From Publishers Weekly
Kerr ( The Graham Kerr Cookbook ), television's garrulous "galloping gourmet," here joins rank with legions of other foodies in a quest for a contemporary culinary grail: low-fat, low-sodium, high-fiber cooking that still tastes good. With this eclectic collection of recipes, borrowing from cuisines as varied as Mexican, Puerto Rican and Thai, Kerr contributes some innovative ideas to elevate flavor while lowering fat, including cilantro pesto and the notion of cooking pasta (radiatore, in this case) directly in the sauce, rather than in water. Here as well is a hearty steak and oyster pie and an inventive--lower fat--version of rice pudding called "Joyce Brothers' Comfort Cup"--a favorite of the syndicated psychologist. Many rather unusual and exotic ingredients are described at length. But the volume's flaw is Kerr's assumption that local supermarkets will carry all ingredients or that readers have access to specialty stores. A mail-order source for key ingredients listed without substitutions (e.g., kaffir lime leaves and galangal) would increase the book's usefulness. Author tour; BOMC selection.
Copyright 1991 Reed Business Information, Inc.
From Library Journal
As the Galloping Gourmet, Kerr was a popular television personality and author of several best-selling cookbooks; now he is back with a new syndicated series and a new "heart-healthy" approach to food. The recipes included here are a mixed bag, from traditional English favorites to trendy East-West fare.
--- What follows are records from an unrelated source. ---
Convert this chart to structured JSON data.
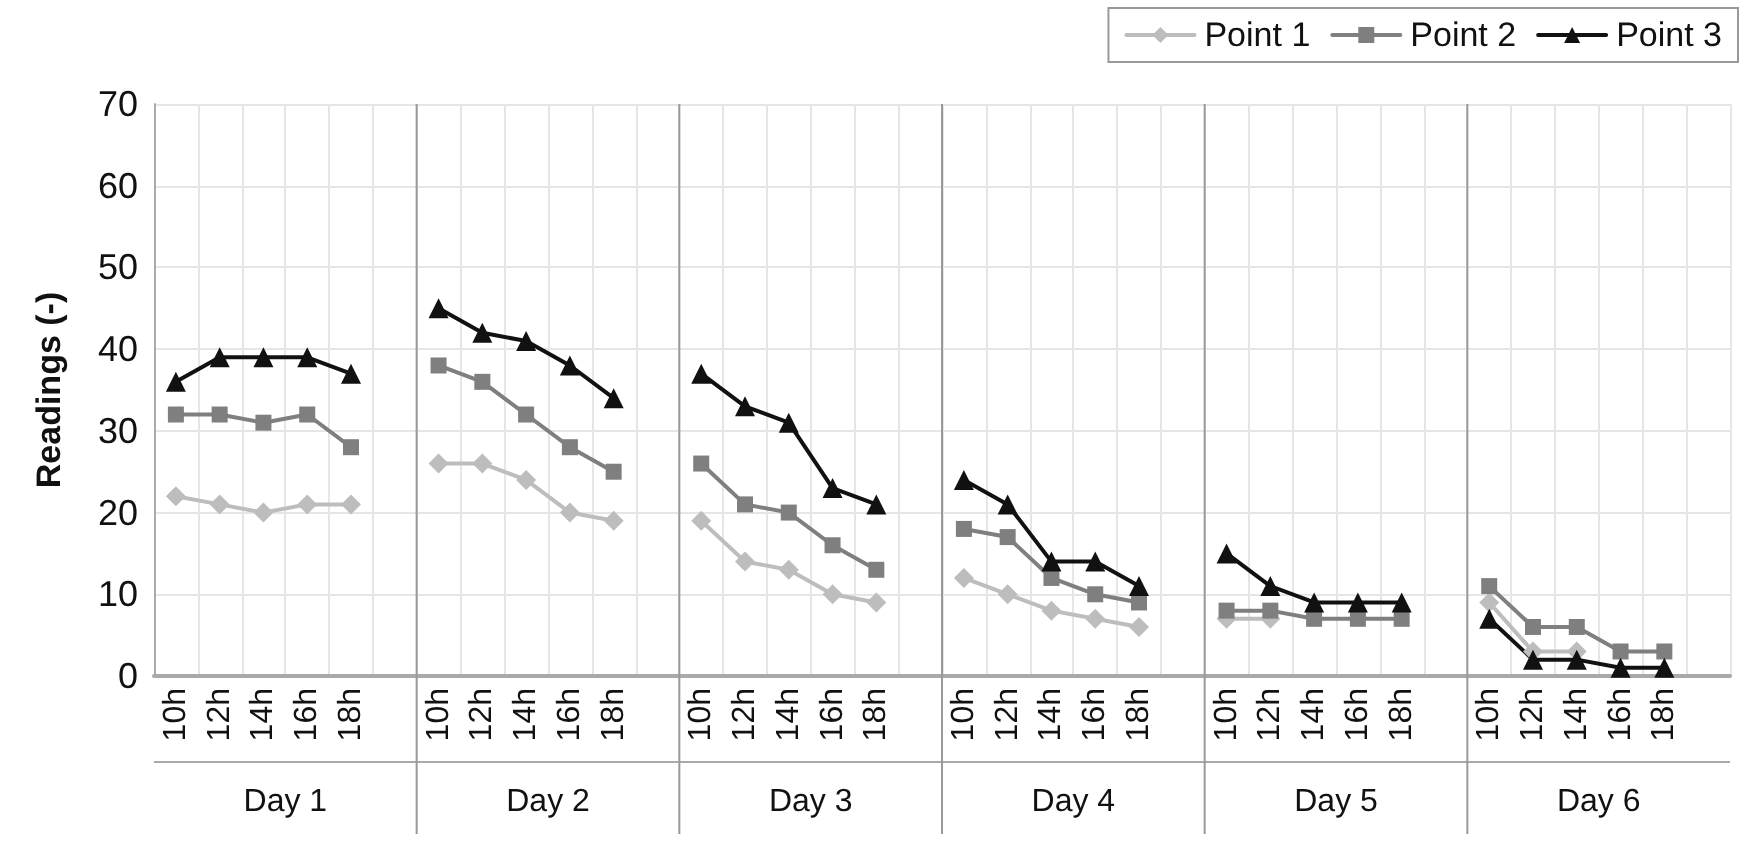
{
  "chart_data": {
    "type": "line",
    "ylabel": "Readings (-)",
    "categories": [
      "10h",
      "12h",
      "14h",
      "16h",
      "18h",
      null,
      "10h",
      "12h",
      "14h",
      "16h",
      "18h",
      null,
      "10h",
      "12h",
      "14h",
      "16h",
      "18h",
      null,
      "10h",
      "12h",
      "14h",
      "16h",
      "18h",
      null,
      "10h",
      "12h",
      "14h",
      "16h",
      "18h",
      null,
      "10h",
      "12h",
      "14h",
      "16h",
      "18h",
      null
    ],
    "series": [
      {
        "name": "Point 1",
        "color": "#bdbdbd",
        "marker": "diamond",
        "values": [
          22,
          21,
          20,
          21,
          21,
          null,
          26,
          26,
          24,
          20,
          19,
          null,
          19,
          14,
          13,
          10,
          9,
          null,
          12,
          10,
          8,
          7,
          6,
          null,
          7,
          7,
          null,
          null,
          null,
          null,
          9,
          3,
          3,
          null,
          null,
          null
        ]
      },
      {
        "name": "Point 2",
        "color": "#7f7f7f",
        "marker": "square",
        "values": [
          32,
          32,
          31,
          32,
          28,
          null,
          38,
          36,
          32,
          28,
          25,
          null,
          26,
          21,
          20,
          16,
          13,
          null,
          18,
          17,
          12,
          10,
          9,
          null,
          8,
          8,
          7,
          7,
          7,
          null,
          11,
          6,
          6,
          3,
          3,
          null
        ]
      },
      {
        "name": "Point 3",
        "color": "#111111",
        "marker": "triangle",
        "values": [
          36,
          39,
          39,
          39,
          37,
          null,
          45,
          42,
          41,
          38,
          34,
          null,
          37,
          33,
          31,
          23,
          21,
          null,
          24,
          21,
          14,
          14,
          11,
          null,
          15,
          11,
          9,
          9,
          9,
          null,
          7,
          2,
          2,
          1,
          1,
          null
        ]
      }
    ],
    "annotations": [
      "Day 1",
      "Day 2",
      "Day 3",
      "Day 4",
      "Day 5",
      "Day 6"
    ],
    "ylim": [
      0,
      70
    ],
    "yticks": [
      0,
      10,
      20,
      30,
      40,
      50,
      60,
      70
    ],
    "grid": true,
    "legend": "top right",
    "line_style": "solid"
  }
}
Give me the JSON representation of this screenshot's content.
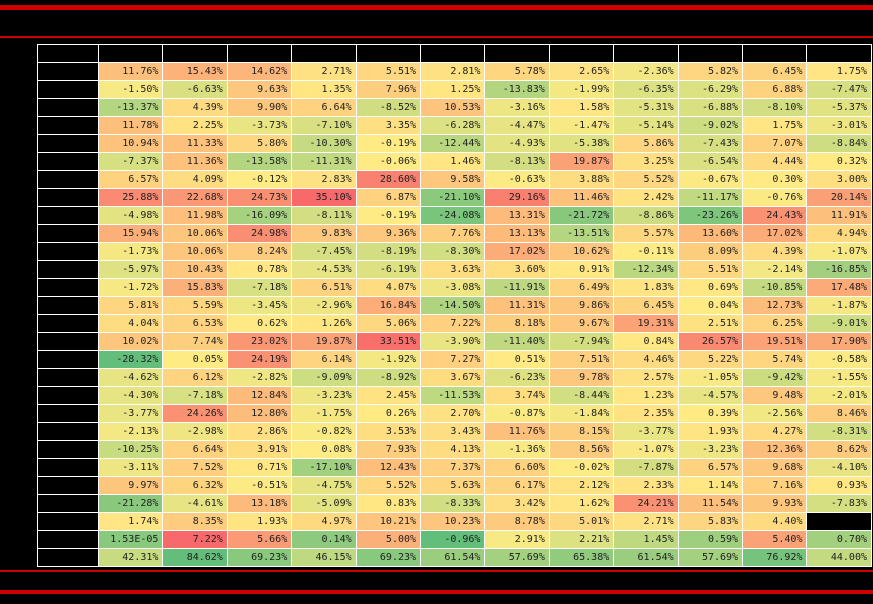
{
  "page": {
    "background": "#000000",
    "divider_color": "#d00000",
    "redactions": {
      "title": "blacked out",
      "column_headers": "blacked out",
      "row_labels": "blacked out"
    }
  },
  "chart_data": {
    "type": "heatmap",
    "column_count": 12,
    "row_count": 28,
    "palette": {
      "low_green": "#63BE7B",
      "mid_yellow": "#FFEB84",
      "high_red": "#F8696B"
    },
    "scale": {
      "min": -28.32,
      "mid": 0,
      "max": 35.1,
      "direction": "high=red, low=green"
    },
    "body_rows": [
      [
        "11.76%",
        "15.43%",
        "14.62%",
        "2.71%",
        "5.51%",
        "2.81%",
        "5.78%",
        "2.65%",
        "-2.36%",
        "5.82%",
        "6.45%",
        "1.75%"
      ],
      [
        "-1.50%",
        "-6.63%",
        "9.63%",
        "1.35%",
        "7.96%",
        "1.25%",
        "-13.83%",
        "-1.99%",
        "-6.35%",
        "-6.29%",
        "6.88%",
        "-7.47%"
      ],
      [
        "-13.37%",
        "4.39%",
        "9.90%",
        "6.64%",
        "-8.52%",
        "10.53%",
        "-3.16%",
        "1.58%",
        "-5.31%",
        "-6.88%",
        "-8.10%",
        "-5.37%"
      ],
      [
        "11.78%",
        "2.25%",
        "-3.73%",
        "-7.10%",
        "3.35%",
        "-6.28%",
        "-4.47%",
        "-1.47%",
        "-5.14%",
        "-9.02%",
        "1.75%",
        "-3.01%"
      ],
      [
        "10.94%",
        "11.33%",
        "5.80%",
        "-10.30%",
        "-0.19%",
        "-12.44%",
        "-4.93%",
        "-5.38%",
        "5.86%",
        "-7.43%",
        "7.07%",
        "-8.84%"
      ],
      [
        "-7.37%",
        "11.36%",
        "-13.58%",
        "-11.31%",
        "-0.06%",
        "1.46%",
        "-8.13%",
        "19.87%",
        "3.25%",
        "-6.54%",
        "4.44%",
        "0.32%"
      ],
      [
        "6.57%",
        "4.09%",
        "-0.12%",
        "2.83%",
        "28.60%",
        "9.58%",
        "-0.63%",
        "3.88%",
        "5.52%",
        "-0.67%",
        "0.30%",
        "3.00%"
      ],
      [
        "25.88%",
        "22.68%",
        "24.73%",
        "35.10%",
        "6.87%",
        "-21.10%",
        "29.16%",
        "11.46%",
        "2.42%",
        "-11.17%",
        "-0.76%",
        "20.14%"
      ],
      [
        "-4.98%",
        "11.98%",
        "-16.09%",
        "-8.11%",
        "-0.19%",
        "-24.08%",
        "13.31%",
        "-21.72%",
        "-8.86%",
        "-23.26%",
        "24.43%",
        "11.91%"
      ],
      [
        "15.94%",
        "10.06%",
        "24.98%",
        "9.83%",
        "9.36%",
        "7.76%",
        "13.13%",
        "-13.51%",
        "5.57%",
        "13.60%",
        "17.02%",
        "4.94%"
      ],
      [
        "-1.73%",
        "10.06%",
        "8.24%",
        "-7.45%",
        "-8.19%",
        "-8.30%",
        "17.02%",
        "10.62%",
        "-0.11%",
        "8.09%",
        "4.39%",
        "-1.07%"
      ],
      [
        "-5.97%",
        "10.43%",
        "0.78%",
        "-4.53%",
        "-6.19%",
        "3.63%",
        "3.60%",
        "0.91%",
        "-12.34%",
        "5.51%",
        "-2.14%",
        "-16.85%"
      ],
      [
        "-1.72%",
        "15.83%",
        "-7.18%",
        "6.51%",
        "4.07%",
        "-3.08%",
        "-11.91%",
        "6.49%",
        "1.83%",
        "0.69%",
        "-10.85%",
        "17.48%"
      ],
      [
        "5.81%",
        "5.59%",
        "-3.45%",
        "-2.96%",
        "16.84%",
        "-14.50%",
        "11.31%",
        "9.86%",
        "6.45%",
        "0.04%",
        "12.73%",
        "-1.87%"
      ],
      [
        "4.04%",
        "6.53%",
        "0.62%",
        "1.26%",
        "5.06%",
        "7.22%",
        "8.18%",
        "9.67%",
        "19.31%",
        "2.51%",
        "6.25%",
        "-9.01%"
      ],
      [
        "10.02%",
        "7.74%",
        "23.02%",
        "19.87%",
        "33.51%",
        "-3.90%",
        "-11.40%",
        "-7.94%",
        "0.84%",
        "26.57%",
        "19.51%",
        "17.90%"
      ],
      [
        "-28.32%",
        "0.05%",
        "24.19%",
        "6.14%",
        "-1.92%",
        "7.27%",
        "0.51%",
        "7.51%",
        "4.46%",
        "5.22%",
        "5.74%",
        "-0.58%"
      ],
      [
        "-4.62%",
        "6.12%",
        "-2.82%",
        "-9.09%",
        "-8.92%",
        "3.67%",
        "-6.23%",
        "9.78%",
        "2.57%",
        "-1.05%",
        "-9.42%",
        "-1.55%"
      ],
      [
        "-4.30%",
        "-7.18%",
        "12.84%",
        "-3.23%",
        "2.45%",
        "-11.53%",
        "3.74%",
        "-8.44%",
        "1.23%",
        "-4.57%",
        "9.48%",
        "-2.01%"
      ],
      [
        "-3.77%",
        "24.26%",
        "12.80%",
        "-1.75%",
        "0.26%",
        "2.70%",
        "-0.87%",
        "-1.84%",
        "2.35%",
        "0.39%",
        "-2.56%",
        "8.46%"
      ],
      [
        "-2.13%",
        "-2.98%",
        "2.86%",
        "-0.82%",
        "3.53%",
        "3.43%",
        "11.76%",
        "8.15%",
        "-3.77%",
        "1.93%",
        "4.27%",
        "-8.31%"
      ],
      [
        "-10.25%",
        "6.64%",
        "3.91%",
        "0.08%",
        "7.93%",
        "4.13%",
        "-1.36%",
        "8.56%",
        "-1.07%",
        "-3.23%",
        "12.36%",
        "8.62%"
      ],
      [
        "-3.11%",
        "7.52%",
        "0.71%",
        "-17.10%",
        "12.43%",
        "7.37%",
        "6.60%",
        "-0.02%",
        "-7.87%",
        "6.57%",
        "9.68%",
        "-4.10%"
      ],
      [
        "9.97%",
        "6.32%",
        "-0.51%",
        "-4.75%",
        "5.52%",
        "5.63%",
        "6.17%",
        "2.12%",
        "2.33%",
        "1.14%",
        "7.16%",
        "0.93%"
      ],
      [
        "-21.28%",
        "-4.61%",
        "13.18%",
        "-5.09%",
        "0.83%",
        "-8.33%",
        "3.42%",
        "1.62%",
        "24.21%",
        "11.54%",
        "9.93%",
        "-7.83%"
      ],
      [
        "1.74%",
        "8.35%",
        "1.93%",
        "4.97%",
        "10.21%",
        "10.23%",
        "8.78%",
        "5.01%",
        "2.71%",
        "5.83%",
        "4.40%",
        null
      ]
    ],
    "footer_row_avg": [
      "1.53E-05",
      "7.22%",
      "5.66%",
      "0.14%",
      "5.00%",
      "-0.96%",
      "2.91%",
      "2.21%",
      "1.45%",
      "0.59%",
      "5.40%",
      "0.70%"
    ],
    "footer_row_pct": [
      "42.31%",
      "84.62%",
      "69.23%",
      "46.15%",
      "69.23%",
      "61.54%",
      "57.69%",
      "65.38%",
      "61.54%",
      "57.69%",
      "76.92%",
      "44.00%"
    ]
  }
}
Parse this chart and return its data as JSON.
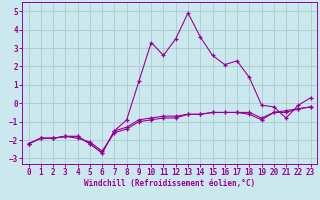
{
  "xlabel": "Windchill (Refroidissement éolien,°C)",
  "x_values": [
    0,
    1,
    2,
    3,
    4,
    5,
    6,
    7,
    8,
    9,
    10,
    11,
    12,
    13,
    14,
    15,
    16,
    17,
    18,
    19,
    20,
    21,
    22,
    23
  ],
  "line1_y": [
    -2.2,
    -1.9,
    -1.9,
    -1.8,
    -1.8,
    -2.2,
    -2.7,
    -1.5,
    -1.3,
    -0.9,
    -0.8,
    -0.7,
    -0.7,
    -0.6,
    -0.6,
    -0.5,
    -0.5,
    -0.5,
    -0.5,
    -0.8,
    -0.5,
    -0.4,
    -0.3,
    -0.2
  ],
  "line2_y": [
    -2.2,
    -1.9,
    -1.9,
    -1.8,
    -1.8,
    -2.2,
    -2.7,
    -1.5,
    -0.9,
    1.2,
    3.3,
    2.6,
    3.5,
    4.9,
    3.6,
    2.6,
    2.1,
    2.3,
    1.4,
    -0.1,
    -0.2,
    -0.8,
    -0.1,
    0.3
  ],
  "line3_y": [
    -2.2,
    -1.9,
    -1.9,
    -1.8,
    -1.9,
    -2.1,
    -2.6,
    -1.6,
    -1.4,
    -1.0,
    -0.9,
    -0.8,
    -0.8,
    -0.6,
    -0.6,
    -0.5,
    -0.5,
    -0.5,
    -0.6,
    -0.9,
    -0.5,
    -0.5,
    -0.3,
    -0.2
  ],
  "color": "#990099",
  "bg_color": "#cce8ef",
  "grid_color": "#aacccc",
  "ylim": [
    -3.3,
    5.5
  ],
  "yticks": [
    -3,
    -2,
    -1,
    0,
    1,
    2,
    3,
    4,
    5
  ],
  "xticks": [
    0,
    1,
    2,
    3,
    4,
    5,
    6,
    7,
    8,
    9,
    10,
    11,
    12,
    13,
    14,
    15,
    16,
    17,
    18,
    19,
    20,
    21,
    22,
    23
  ],
  "tick_fontsize": 5.5,
  "xlabel_fontsize": 5.5
}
For each one, there is a chart comparing its nutritional profile to a classic--read "unhealthy"--dish, but in some cases the comparison seems strained or unfair (e.g., lowfat Hummus versus Avocado Dip). The helpful hints and notes on ingredients often outshine the recipes they accompany. Nevertheless, Kerr has many fans, and this is sure to be in demand. BOMC selection; previewed in Prepub Alert, LJ 6/1/91.